Is it the paycheck? Sure, I guess most of us would say the envelope from our employer gives us some motivation. But really though…there’s something else isn’t there? If we’re lucky.
I’m nearing the end of a time where I’ll work 16 of 17 straight days. Also in that span I worked one 13 hour day and a couple of other 9 hour days. Last week, counting live shots and vo/sots in different shows, I produced 10 stories, VJ style. Shot it all, wrote it all, and edited it all.
I’m exhausted tonight after covering a 2-day festival in downtown Nashville. VJ style. This morning, the morning anchors called at 6:30, live on the air for me to talk about the 2-day Christian music festival I covered downtown this weekend. That, after turning two stories on both Saturday and Sunday. By myself. Not complaining in the least little bit. To the contrary. I’ve never been happier working for a tv station. Now why is that?
I’m sure you’ve done something like this too. Working really really hard. Maybe as hard as you’ve ever worked. And you couldn’t be happier about it.
Now why is that?
It isn’t the overtime, at least for me, I don’t get it. It isn’t the comp-time either. I already had a couple days off at the end of this book. So what makes the difference?
I’ve been working hard at covering the stories I’m covering because they’re my stories.

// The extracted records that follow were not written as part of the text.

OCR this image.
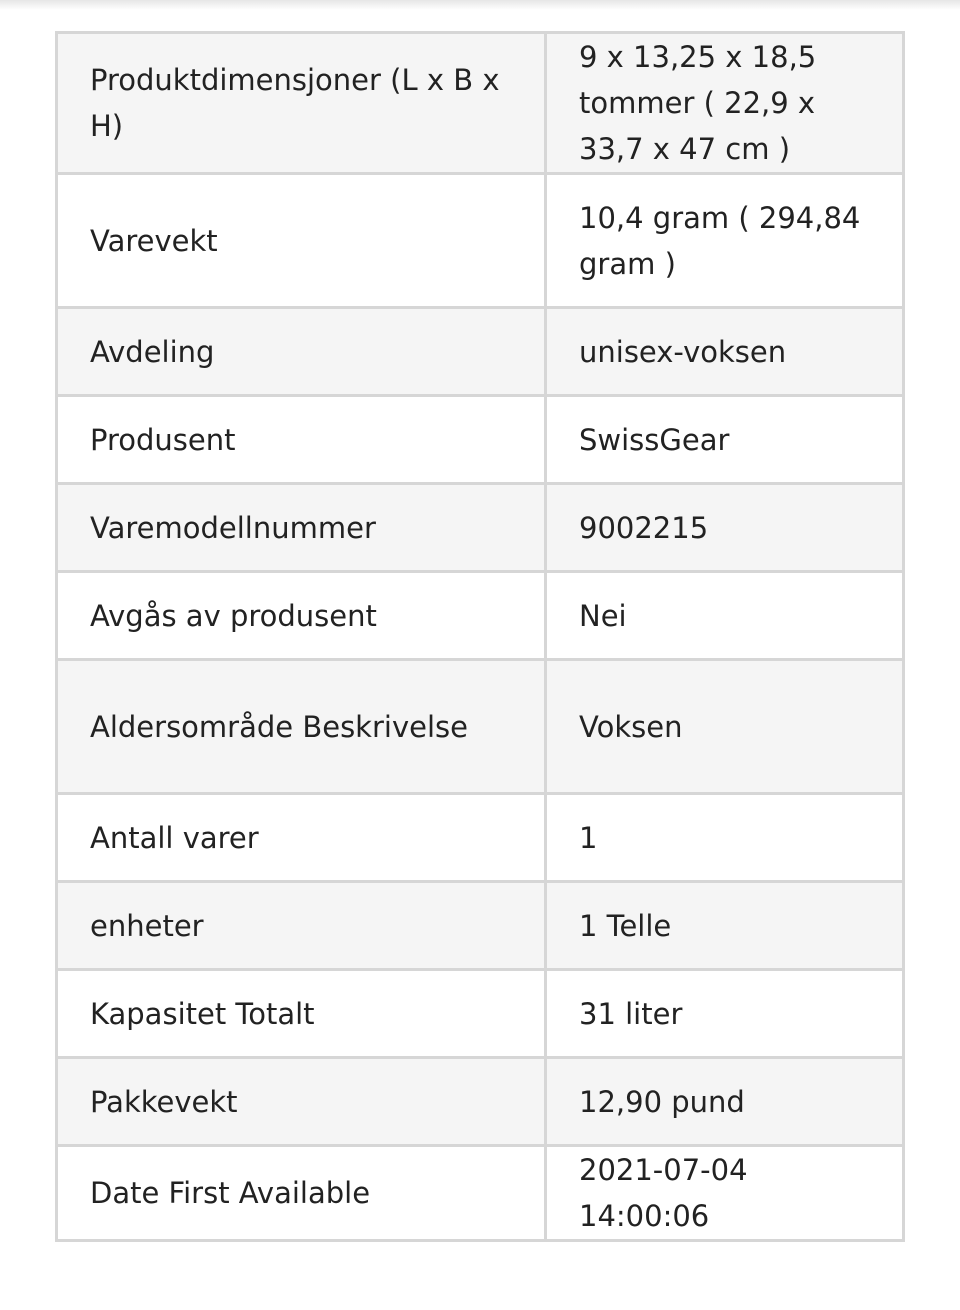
Produktdimensjoner (L x B x H)	9 x 13,25 x 18,5 tommer ( 22,9 x 33,7 x 47 cm )
Varevekt	10,4 gram ( 294,84 gram )
Avdeling	unisex-voksen
Produsent	SwissGear
Varemodellnummer	9002215
Avgås av produsent	Nei
Aldersområde Beskrivelse	Voksen
Antall varer	1
enheter	1 Telle
Kapasitet Totalt	31 liter
Pakkevekt	12,90 pund
Date First Available	2021-07-04 14:00:06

I’ve taken ownership of the religion stories that come out of News 2. Much like how the folks in the weather department get jazzed over severe weather, much like the sports guys get fired up covering the Titans or Sounds or Preds when they’re doing well. It’s my thing.
Last Tuesday, I had two pieces that were scheduled and promoted for the 5 and 10 o’clock newscast. At noon, Rev. Jerry Falwell died. My managing editor decided (good call here too) to hold my two stories and put me on local reaction to Falwell’s passing. If I hadn’t taken ownership over the religion stories making news, I might have been ticked off that my two series pieces were put on hold. But I found myself grabbing my camera and rushing out the door to find locals who knew Dr. Falwell and get their reaction on the air by 4.
I found (with help from our 5 o’clock producer Stephen) the man who served as Falwell’s music director for 35 years. I had to talk him into putting on a suit (his call) and meeting me for a quick interview. By 2 I was interviewing a local pastor who had three kids graduating from Liberty University and who hosted Dr. Falwell on his last public appearance in Nashville.
If I didn’t feel some type of ownership, I don’t think I would have been as eager to bust my tail on the story. At least, I know I haven’t found that motivation at other stations.
I think when you’re a general assignment reporter, you take ownership of individual stories on individual days. But once the page has turned, you find yourself looking at all stories as sort of a temporary side street. I’ll bet health reporters and education reporters and any other “beat reporter” feels the same way.
I think maybe that’s the greatest thing about having a “beat” or a concentration. I imagine it may be the same for professors and teachers. Not only are you able to gather more information and intelligence about your particular subject, you find yourself in your hours away from the job, reading and studying more about the emphasis you’ve chosen.
That’s why tonight, instead of trying to get away from work, I find myself reading more about the stories I’ll be doing this week.
For the television viewer, or newspaper reader, they get a more focused and comprehensive story. Every time.
And for the reporter, it makes work, seem a lot less like work.